'If Golf Were the Only Game' by Bob Cram

By: Bob Spiwak


Old-timers in the Puget Sound area will remember Bob Cram as the cartooning weatherman for KING-TV for many years, whether or not they golfed. Tennis fans will recall the guy from his drawings of the Seattle Tennis Club, and outdoorsy folks ought to know that he illustrated "Backpacking, One Step At a Time," a classic book now in its 10th printing.

Now Cram has attacked golf. He blames me for getting him hooked on this most masochistic of endeavors, but I know it was his wife. In any case, "Bunker Bob," a name he acquired when we were in Hawaii, has come up with a funny book whose premise is that the only game extant since the dawn of man has been golf.

Illustrations drawn with Cram's usual verve emanating from his warped mind depict a different scenario on each page, opening with the Founding Fathers of our country debating The Rules of Golf. George Washington's honesty in "Father, I cannot tell a lie, I took an eight," with the young president-to-be (in 18th Century garb) making the admission to his father, each holding a golf club.

He depicts hockey, pool, basketball, fencing, hunting, football and other sports, all within a golf motif and illustrated accordingly and brilliantly. He offers tips, like golfing doctors awareness of club selection garbed in surgical scrubs and masks; "Good Footwear" shows a nonchalant hacker looking in one direction as he kicks his ball the other way out of the rough. Remembering to remove car keys and wallet before angrily throwing your golf bag in the lake is another of his advisories.

"Tough Hole" is a caricature of the old opening hole at Whispering Rattlesnakes Golf and Flubbers Club (full disclosure: that's this book reviewer's ultra-private course in Winthrop, Wash.). Another cartoon depicts a brute of a fellow winding up for the first use of a titanium golf ball in the shot-put. And there's Moses parting the water hazard en route to the famed 17th green at TPC Sawgrass.

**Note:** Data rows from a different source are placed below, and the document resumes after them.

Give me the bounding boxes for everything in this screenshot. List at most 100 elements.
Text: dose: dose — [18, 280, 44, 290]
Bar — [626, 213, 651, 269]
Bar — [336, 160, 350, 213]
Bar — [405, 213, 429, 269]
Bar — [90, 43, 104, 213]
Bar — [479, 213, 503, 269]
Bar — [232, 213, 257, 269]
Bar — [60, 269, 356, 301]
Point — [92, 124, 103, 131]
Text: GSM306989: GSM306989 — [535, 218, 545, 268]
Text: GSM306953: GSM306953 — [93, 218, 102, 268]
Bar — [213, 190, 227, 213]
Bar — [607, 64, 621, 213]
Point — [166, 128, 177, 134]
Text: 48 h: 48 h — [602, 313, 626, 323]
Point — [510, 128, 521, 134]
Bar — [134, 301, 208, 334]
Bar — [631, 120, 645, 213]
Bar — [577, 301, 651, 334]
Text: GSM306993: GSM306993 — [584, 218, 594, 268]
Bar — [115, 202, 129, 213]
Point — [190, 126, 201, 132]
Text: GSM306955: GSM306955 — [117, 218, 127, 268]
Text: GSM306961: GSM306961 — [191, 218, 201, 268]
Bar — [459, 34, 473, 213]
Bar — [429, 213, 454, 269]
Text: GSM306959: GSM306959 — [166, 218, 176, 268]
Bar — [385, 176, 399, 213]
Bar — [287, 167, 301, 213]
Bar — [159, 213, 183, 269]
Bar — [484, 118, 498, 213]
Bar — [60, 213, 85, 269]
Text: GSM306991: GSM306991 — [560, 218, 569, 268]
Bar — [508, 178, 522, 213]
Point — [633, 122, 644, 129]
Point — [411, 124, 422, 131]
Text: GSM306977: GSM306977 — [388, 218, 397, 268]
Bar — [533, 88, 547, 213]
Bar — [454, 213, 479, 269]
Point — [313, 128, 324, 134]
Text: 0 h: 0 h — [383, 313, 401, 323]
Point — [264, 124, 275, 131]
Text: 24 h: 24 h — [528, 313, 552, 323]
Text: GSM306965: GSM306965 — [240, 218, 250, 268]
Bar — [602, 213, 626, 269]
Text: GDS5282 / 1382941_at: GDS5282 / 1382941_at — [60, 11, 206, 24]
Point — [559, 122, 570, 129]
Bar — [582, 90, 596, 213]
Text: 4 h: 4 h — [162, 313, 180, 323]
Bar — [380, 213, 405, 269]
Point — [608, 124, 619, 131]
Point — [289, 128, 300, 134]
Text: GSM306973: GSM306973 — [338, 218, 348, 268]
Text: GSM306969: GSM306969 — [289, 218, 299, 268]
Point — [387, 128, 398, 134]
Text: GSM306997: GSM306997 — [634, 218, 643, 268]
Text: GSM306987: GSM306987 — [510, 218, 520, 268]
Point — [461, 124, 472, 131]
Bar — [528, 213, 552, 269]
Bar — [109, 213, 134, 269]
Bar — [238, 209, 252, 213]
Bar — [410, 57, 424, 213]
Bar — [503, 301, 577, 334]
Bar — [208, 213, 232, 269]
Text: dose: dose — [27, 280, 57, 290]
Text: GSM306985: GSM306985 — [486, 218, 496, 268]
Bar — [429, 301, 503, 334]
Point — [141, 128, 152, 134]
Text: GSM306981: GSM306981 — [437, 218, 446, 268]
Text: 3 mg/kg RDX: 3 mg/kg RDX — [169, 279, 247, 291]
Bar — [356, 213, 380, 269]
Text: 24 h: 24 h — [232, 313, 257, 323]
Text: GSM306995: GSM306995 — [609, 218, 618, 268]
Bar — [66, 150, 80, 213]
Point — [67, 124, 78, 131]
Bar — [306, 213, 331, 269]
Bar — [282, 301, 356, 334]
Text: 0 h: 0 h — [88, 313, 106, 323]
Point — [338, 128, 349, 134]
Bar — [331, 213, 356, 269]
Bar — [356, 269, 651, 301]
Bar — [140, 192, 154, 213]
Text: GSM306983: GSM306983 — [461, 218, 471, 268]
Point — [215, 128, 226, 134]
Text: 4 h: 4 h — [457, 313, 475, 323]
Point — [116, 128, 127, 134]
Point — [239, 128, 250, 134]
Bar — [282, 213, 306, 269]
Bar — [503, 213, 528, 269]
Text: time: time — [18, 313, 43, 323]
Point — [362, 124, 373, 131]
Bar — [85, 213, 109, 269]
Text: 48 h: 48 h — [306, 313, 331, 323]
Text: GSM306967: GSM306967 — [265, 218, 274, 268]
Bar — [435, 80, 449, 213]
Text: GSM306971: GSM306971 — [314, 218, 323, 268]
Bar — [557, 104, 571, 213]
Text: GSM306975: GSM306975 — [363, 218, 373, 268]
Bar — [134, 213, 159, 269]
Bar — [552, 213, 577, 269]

In this book Cram is at his best depicting golfers at their worst, and more than most of the players I have accompanied, his worst usually involves aerobatic displays of clubs. Upon releasing his stick into a water hazard, or woodland or jungle (Hawaii again), he verbally identifies the flight as helicopter, dive bomber and once as a dune buggy. He does this not "to a T" but usually to an "F." Several in fact.

The book, coffee-table size and soft-bound, has a second valuable function. If you have kids or grandkids, each of the 126 pages of illustrations makes a wonderful Crayola-fest for the little ones, if you have not beaten them to it with your own coloring utensils.

Perhaps because it's self-published by the 85-year-old Normandy Invasion vet, the pages are not numbered. Maybe he forgot, maybe it is deliberate. I've tried to contact Cram, but he is on a golfing trip as I write this, or it's possible he can't hear the phone ringing.

The book is available new from Amazon at $36.69, or better yet from the publishing house at under $20 with another two bucks for media rate shipping USPS.

To order, contact Author House, 1663 Liberty Drive Bloomington IN 47403. (800) 839-8640 www.authorhouse.com

"If Golf Were The Only Game" by Bob Cram. ISBN 978-4567-1515-1 (sc)

Bob Spiwak took up golf in 1953 as a respite from the rigors of selling bibles door-to-door in North Dakota. Though suffering a four-year lapse, he's back to being a fanatical golfer. Now a contributing editor for Cybergolf, Spiwak has written articles for almost every golf magazine in the Western world. Bob's most treasured golf antiquity is a nod he got from Gerald Ford at the 1990 Golf Summit. Spiwak lives in Mazama, Wash., with his wife and several pets next to his fabled ultra-private Whispering Rattlesnakes Golf & Flubbers Club.